Now let’s now turn to 1 Timothy 3:8: “Likewise must the deacons be grave, not doubletongued, not given to much wine, not greedy of filthy lucre”
It is important to note this word LIKEWISE at the start of verse 8. In the Greek this word means “in like manner” as seen in Luke 20:31, or “after the same manner” as seen in 1 Corinthians 11:25. So what is being said here is the same qualifications for a Pastor or Bishop are to be taken for a Deacon, which was basically an assistant or aid of the Church, and to the Pastor. So truly the qualifications for both Deacon and Pastor are the exact same. Including Deacons being men, because it also says in the same chapter “Let the deacons be the husbands of one wife, ruling their children and their own houses well.” Once again, it is hard to explain biblically a female being the husband of one wife. Biblical Deacons can only be men.
As a side note, some say this is not true because of Romans 16:1 says this: “I commend unto you Phebe our sister, which is a servant of the church which is at Cenchrea”

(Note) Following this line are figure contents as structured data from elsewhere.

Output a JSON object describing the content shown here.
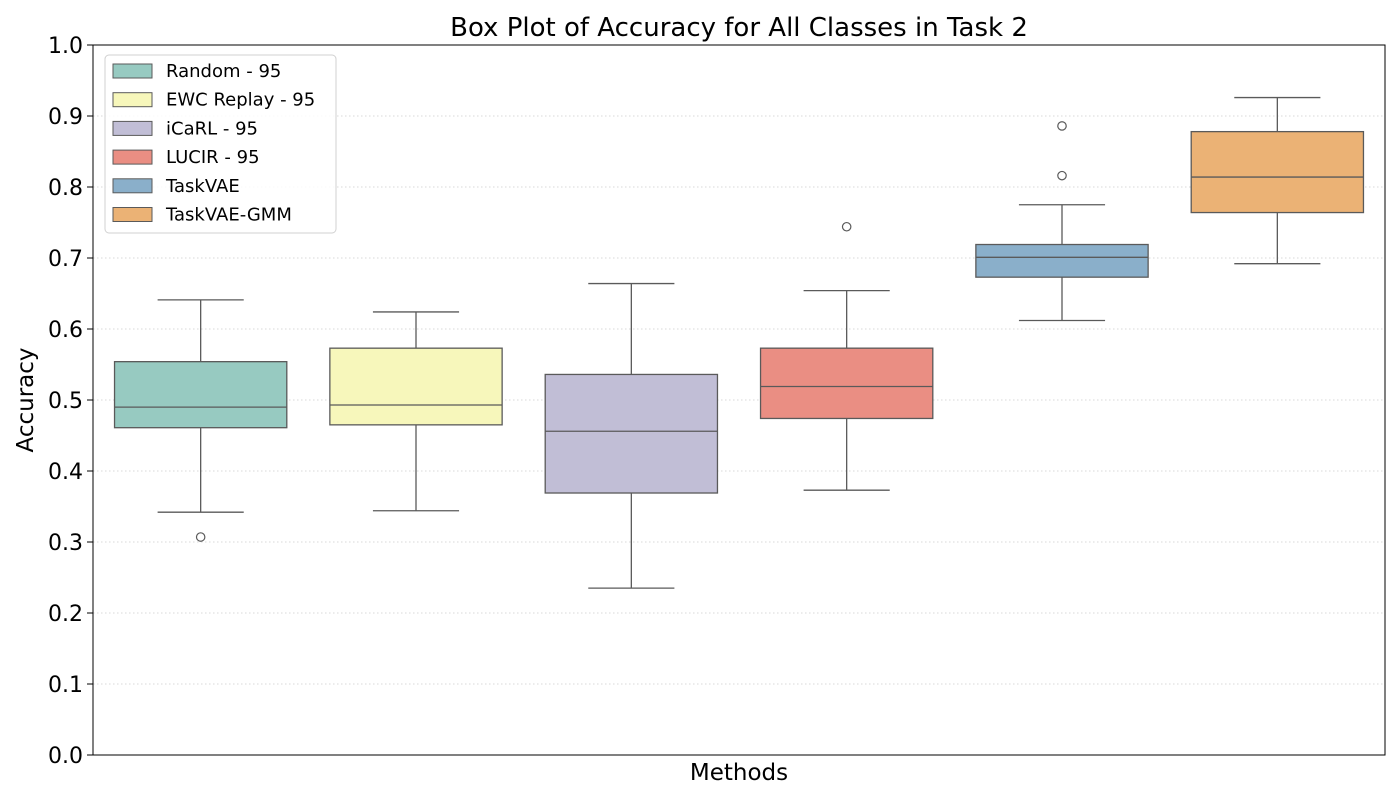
{
  "chart_data": {
    "type": "box",
    "title": "Box Plot of Accuracy for All Classes in Task 2",
    "xlabel": "Methods",
    "ylabel": "Accuracy",
    "ylim": [
      0.0,
      1.0
    ],
    "yticks": [
      "0.0",
      "0.1",
      "0.2",
      "0.3",
      "0.4",
      "0.5",
      "0.6",
      "0.7",
      "0.8",
      "0.9",
      "1.0"
    ],
    "grid": "horizontal dotted",
    "legend_position": "top-left",
    "series": [
      {
        "name": "Random - 95",
        "color": "#97cac1",
        "whisker_low": 0.342,
        "q1": 0.461,
        "median": 0.49,
        "q3": 0.554,
        "whisker_high": 0.641,
        "outliers": [
          0.307
        ]
      },
      {
        "name": "EWC Replay - 95",
        "color": "#f7f7bb",
        "whisker_low": 0.344,
        "q1": 0.465,
        "median": 0.493,
        "q3": 0.573,
        "whisker_high": 0.624,
        "outliers": []
      },
      {
        "name": "iCaRL - 95",
        "color": "#c1bed6",
        "whisker_low": 0.235,
        "q1": 0.369,
        "median": 0.456,
        "q3": 0.536,
        "whisker_high": 0.664,
        "outliers": []
      },
      {
        "name": "LUCIR - 95",
        "color": "#ea8e83",
        "whisker_low": 0.373,
        "q1": 0.474,
        "median": 0.519,
        "q3": 0.573,
        "whisker_high": 0.654,
        "outliers": [
          0.744
        ]
      },
      {
        "name": "TaskVAE",
        "color": "#8aafca",
        "whisker_low": 0.612,
        "q1": 0.673,
        "median": 0.701,
        "q3": 0.719,
        "whisker_high": 0.775,
        "outliers": [
          0.816,
          0.886
        ]
      },
      {
        "name": "TaskVAE-GMM",
        "color": "#ebb275",
        "whisker_low": 0.692,
        "q1": 0.764,
        "median": 0.814,
        "q3": 0.878,
        "whisker_high": 0.926,
        "outliers": []
      }
    ]
  }
}
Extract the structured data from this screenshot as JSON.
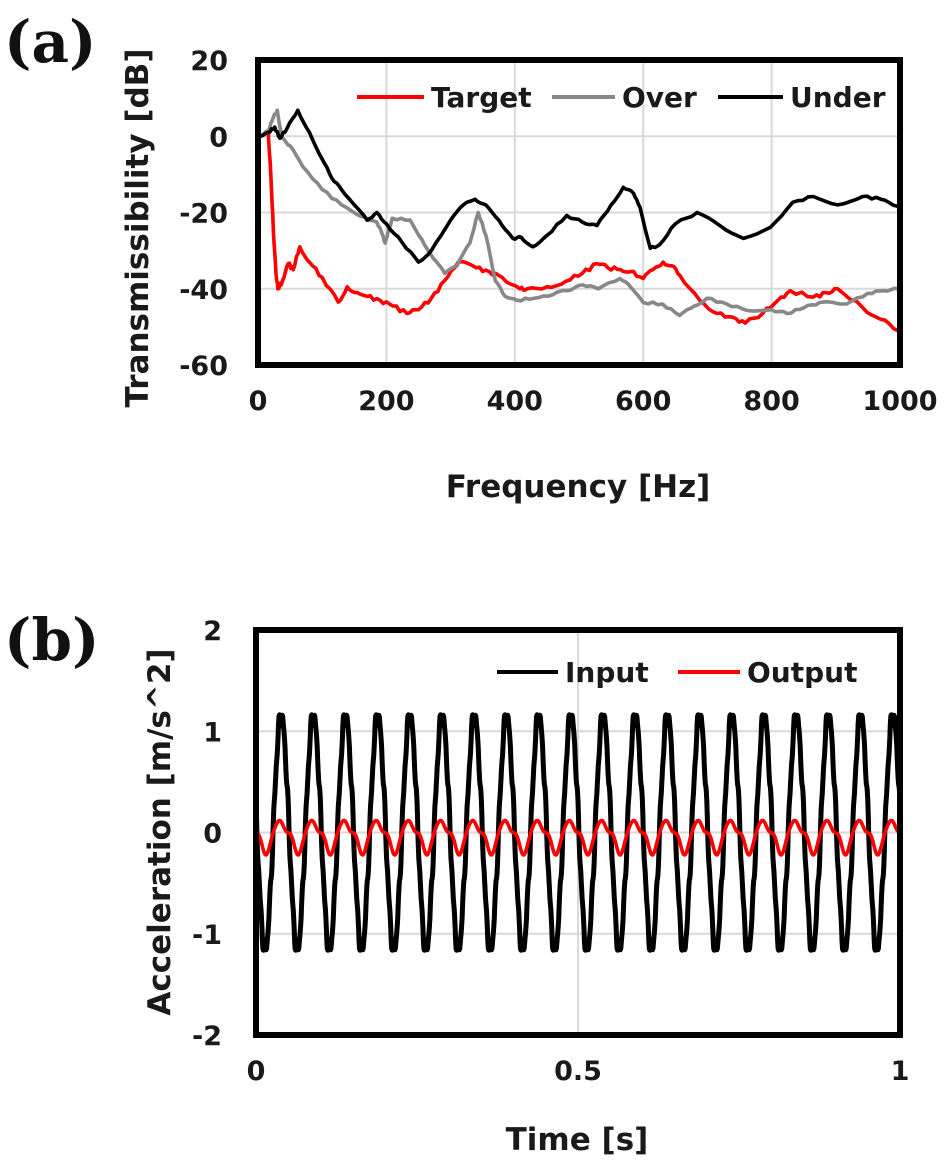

Some translations like the New International Version, New Living Translation, and the Amplified Bible put this word Servant as Deacon or Deaconess. The reason being is this is the same word used for Deacon elsewhere in the Bible. The Greek word for Deacon means servant, so one must look at the context to see if it means a general servant or someone that aids or helps, or the office of a Deacon. Much like we have to look at the Greek word Ethnos (Gentile) and look at the context to see what “nations” it is speaking of.
One of many examples of this is John 2:9 where it says: “When the ruler of the feast had tasted the water that was made wine, and knew not whence it was: (but the servants which drew the water knew;) the governor of the feast called the bridegroom,”
The word servant here is the same word used for Deacon elsewhere. But I don’t think we can say in this passage that they were speaking of the Deacon of a local Ecclesia, but rather someone who was helping or aid the feast. Same goes for Phebe.
Now one thing I want to point out that all men and woman need to understand. These qualifications are not unreasonable and are things we ALL need to strive for in our Christian walk. Not including being a husband of one wife for woman of course. These are all things we need to be doing.